Contoh paling mencolok tentang bagaimana demokrasi diinjak-injak di China adalah Daerah Administratif Khusus Hong Kong. Sejak tahun 2019, upaya sistematis dilakukan untuk mencekik lembaga-lembaga demokrasi di kota kepulauan yang pernah berada di bawah kekuasaan Inggris; seperti peradilan yang independen, badan legislatif yang representatif, dan pers yang bebas.

Menyusul dua undang-undang kontroversial, yaitu Undang-Undang Keamanan Nasional dan Pasal 23, aktivis politik dan jurnalis telah ditangkap, surat kabar independen telah ditutup dan suara perbedaan pendapat telah dikekang. Hal ini merupakan bagian dari kebijakan mendorong pemerintahan otokratis di China dengan membungkam suara perbedaan pendapat.
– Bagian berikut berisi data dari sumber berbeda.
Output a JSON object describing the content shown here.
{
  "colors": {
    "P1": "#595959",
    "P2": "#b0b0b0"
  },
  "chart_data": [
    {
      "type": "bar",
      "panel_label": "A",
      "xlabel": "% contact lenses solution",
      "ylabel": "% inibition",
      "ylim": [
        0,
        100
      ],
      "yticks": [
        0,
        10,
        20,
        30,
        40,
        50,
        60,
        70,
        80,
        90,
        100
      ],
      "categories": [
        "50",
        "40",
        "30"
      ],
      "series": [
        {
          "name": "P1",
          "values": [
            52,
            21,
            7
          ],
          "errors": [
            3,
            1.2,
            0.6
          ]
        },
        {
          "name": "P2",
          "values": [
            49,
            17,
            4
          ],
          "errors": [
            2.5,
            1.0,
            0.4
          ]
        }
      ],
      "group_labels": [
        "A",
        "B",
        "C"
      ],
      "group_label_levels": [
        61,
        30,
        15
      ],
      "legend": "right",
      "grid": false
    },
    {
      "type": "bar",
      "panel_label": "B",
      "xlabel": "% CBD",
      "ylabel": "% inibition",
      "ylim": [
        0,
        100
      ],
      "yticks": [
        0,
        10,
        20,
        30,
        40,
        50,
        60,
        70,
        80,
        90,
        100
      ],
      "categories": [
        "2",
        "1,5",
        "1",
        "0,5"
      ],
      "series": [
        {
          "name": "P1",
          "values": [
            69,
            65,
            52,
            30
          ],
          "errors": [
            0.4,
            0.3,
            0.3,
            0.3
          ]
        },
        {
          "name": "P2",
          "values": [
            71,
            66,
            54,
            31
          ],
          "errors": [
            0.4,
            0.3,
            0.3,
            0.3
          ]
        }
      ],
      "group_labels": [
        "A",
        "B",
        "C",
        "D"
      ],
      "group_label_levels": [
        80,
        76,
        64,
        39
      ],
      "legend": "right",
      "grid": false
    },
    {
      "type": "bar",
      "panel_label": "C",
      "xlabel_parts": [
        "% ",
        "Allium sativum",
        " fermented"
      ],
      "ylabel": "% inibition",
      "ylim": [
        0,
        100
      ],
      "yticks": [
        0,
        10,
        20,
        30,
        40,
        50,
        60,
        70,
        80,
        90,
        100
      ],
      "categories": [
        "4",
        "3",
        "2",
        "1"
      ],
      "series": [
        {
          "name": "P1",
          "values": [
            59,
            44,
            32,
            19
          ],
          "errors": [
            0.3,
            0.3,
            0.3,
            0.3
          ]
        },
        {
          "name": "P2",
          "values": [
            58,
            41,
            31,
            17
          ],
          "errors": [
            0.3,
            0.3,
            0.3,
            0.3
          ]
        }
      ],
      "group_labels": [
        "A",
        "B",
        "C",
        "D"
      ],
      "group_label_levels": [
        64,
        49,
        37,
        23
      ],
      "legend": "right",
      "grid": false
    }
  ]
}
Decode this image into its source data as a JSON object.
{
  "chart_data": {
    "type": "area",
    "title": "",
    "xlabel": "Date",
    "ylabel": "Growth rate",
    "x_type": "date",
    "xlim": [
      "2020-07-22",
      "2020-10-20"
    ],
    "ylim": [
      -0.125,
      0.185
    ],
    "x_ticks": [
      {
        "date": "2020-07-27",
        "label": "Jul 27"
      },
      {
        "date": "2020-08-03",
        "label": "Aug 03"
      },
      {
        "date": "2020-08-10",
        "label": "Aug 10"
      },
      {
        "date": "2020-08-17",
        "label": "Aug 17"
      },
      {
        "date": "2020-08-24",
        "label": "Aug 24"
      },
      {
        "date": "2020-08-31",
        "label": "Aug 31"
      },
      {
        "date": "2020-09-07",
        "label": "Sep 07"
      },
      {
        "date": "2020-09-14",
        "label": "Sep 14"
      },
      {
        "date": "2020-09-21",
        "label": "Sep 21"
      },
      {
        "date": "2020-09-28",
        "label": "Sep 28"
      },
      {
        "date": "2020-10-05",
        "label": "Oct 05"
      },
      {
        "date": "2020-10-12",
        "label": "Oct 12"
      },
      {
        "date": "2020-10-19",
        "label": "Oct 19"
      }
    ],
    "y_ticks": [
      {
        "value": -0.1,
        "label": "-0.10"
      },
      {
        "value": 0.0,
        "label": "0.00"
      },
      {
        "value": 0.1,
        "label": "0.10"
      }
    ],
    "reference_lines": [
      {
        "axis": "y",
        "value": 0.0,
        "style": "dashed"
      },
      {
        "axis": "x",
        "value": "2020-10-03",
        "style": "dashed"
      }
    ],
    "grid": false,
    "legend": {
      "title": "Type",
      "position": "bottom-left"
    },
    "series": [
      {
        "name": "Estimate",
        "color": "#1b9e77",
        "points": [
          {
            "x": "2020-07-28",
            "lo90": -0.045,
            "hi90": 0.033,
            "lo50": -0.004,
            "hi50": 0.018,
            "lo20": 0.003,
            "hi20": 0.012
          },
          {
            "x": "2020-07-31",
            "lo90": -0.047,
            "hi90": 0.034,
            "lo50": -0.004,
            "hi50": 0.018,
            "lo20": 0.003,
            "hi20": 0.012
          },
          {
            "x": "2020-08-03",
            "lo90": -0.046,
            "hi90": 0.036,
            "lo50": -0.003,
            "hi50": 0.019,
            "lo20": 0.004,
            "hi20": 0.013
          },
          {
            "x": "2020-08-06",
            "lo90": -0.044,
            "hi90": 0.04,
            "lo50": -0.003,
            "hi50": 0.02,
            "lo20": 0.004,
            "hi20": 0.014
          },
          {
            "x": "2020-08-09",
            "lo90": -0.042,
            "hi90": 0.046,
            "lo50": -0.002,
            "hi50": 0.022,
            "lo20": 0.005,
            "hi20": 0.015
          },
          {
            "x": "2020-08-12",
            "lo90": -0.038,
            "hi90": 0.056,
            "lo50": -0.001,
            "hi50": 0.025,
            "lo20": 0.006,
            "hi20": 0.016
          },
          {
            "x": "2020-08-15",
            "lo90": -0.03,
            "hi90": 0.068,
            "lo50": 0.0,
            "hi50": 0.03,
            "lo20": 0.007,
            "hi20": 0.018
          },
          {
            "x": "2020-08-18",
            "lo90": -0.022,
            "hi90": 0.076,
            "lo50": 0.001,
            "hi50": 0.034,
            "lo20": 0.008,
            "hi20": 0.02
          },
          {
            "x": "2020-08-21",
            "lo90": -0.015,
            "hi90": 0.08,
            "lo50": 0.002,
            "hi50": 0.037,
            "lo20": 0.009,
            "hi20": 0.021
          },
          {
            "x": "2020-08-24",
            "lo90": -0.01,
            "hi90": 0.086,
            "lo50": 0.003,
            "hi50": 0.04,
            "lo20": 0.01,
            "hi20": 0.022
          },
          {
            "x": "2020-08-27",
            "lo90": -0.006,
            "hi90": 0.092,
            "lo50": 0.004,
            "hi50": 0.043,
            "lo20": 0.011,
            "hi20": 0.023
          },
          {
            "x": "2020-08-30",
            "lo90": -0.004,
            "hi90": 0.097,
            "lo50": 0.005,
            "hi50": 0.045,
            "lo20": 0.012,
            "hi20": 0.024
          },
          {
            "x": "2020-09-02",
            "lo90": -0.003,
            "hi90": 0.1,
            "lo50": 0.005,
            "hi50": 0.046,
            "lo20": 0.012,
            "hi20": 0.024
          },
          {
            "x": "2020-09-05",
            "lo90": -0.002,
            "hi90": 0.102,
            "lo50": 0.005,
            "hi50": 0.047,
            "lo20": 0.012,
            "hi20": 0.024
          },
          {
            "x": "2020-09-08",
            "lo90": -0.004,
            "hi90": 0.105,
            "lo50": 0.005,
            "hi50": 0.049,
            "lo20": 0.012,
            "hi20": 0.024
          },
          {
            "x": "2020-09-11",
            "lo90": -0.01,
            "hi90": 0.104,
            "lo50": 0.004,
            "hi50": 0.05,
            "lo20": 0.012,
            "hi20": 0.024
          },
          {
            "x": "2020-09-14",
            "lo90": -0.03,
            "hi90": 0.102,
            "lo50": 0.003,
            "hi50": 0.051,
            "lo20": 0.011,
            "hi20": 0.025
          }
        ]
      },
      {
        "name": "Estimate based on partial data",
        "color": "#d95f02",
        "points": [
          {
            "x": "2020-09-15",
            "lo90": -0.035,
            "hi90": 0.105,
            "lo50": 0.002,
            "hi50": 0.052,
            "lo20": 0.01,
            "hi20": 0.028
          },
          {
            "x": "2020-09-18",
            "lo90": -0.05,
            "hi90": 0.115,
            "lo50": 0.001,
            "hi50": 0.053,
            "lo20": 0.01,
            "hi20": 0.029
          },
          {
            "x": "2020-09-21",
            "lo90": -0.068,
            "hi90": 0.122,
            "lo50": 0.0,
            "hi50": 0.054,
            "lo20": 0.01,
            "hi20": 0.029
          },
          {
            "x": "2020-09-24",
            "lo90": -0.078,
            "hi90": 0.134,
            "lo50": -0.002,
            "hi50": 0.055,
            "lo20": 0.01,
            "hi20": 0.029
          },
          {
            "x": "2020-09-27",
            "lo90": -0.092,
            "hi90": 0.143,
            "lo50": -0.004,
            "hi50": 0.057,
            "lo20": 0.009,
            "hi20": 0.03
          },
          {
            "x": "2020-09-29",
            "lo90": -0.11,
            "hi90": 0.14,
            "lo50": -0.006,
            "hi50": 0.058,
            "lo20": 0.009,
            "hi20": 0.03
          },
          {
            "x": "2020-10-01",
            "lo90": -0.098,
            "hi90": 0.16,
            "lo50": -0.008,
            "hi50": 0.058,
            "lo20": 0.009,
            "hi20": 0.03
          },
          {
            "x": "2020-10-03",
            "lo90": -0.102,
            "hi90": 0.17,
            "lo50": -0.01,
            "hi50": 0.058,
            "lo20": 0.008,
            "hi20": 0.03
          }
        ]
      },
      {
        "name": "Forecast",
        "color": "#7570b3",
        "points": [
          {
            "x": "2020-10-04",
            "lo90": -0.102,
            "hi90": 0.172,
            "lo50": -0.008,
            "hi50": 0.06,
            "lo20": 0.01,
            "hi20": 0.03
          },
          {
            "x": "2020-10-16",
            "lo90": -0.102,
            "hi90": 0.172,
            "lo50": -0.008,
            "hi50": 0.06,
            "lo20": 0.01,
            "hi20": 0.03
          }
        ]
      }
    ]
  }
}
Tujuan utama pemerintah China di bawah Presiden Xi Jinping adalah menyebarkan hegemoni global dengan menyabotase tatanan internasional yang berdasarkan aturan. Di Laut China Selatan, Beijing mengeklaim kedaulatan atas seluruh jalur perairan tersebut dengan menyangkal klaim sah negara-negara pesisir lainnya: Vietnam, Filipina, Taiwan, dan Brunei Darussalam.

Pada tahun 2016, China bahkan menolak menerima putusan arbitrase dari Mahkamah Internasional atas sengketa di Laut China Selatan yang menguntungkan Filipina dan mementahkan klaim China.

India juga menerima dampak dari kebijakan China yang menolak mematuhi tatanan internasional berbasis aturan. Pada tahun 2020, yang jelas-jelas melanggar serangkaian protokol bilateral untuk pengelolaan wilayah sengketa di perbatasan India-China, tentara China menduduki sekitar 1.000 kilometer persegi wilayah sengketa. Tujuan China di sini juga adalah untuk memperluas hegemoninya atas wilayah Himalaya yang penting dan strategis.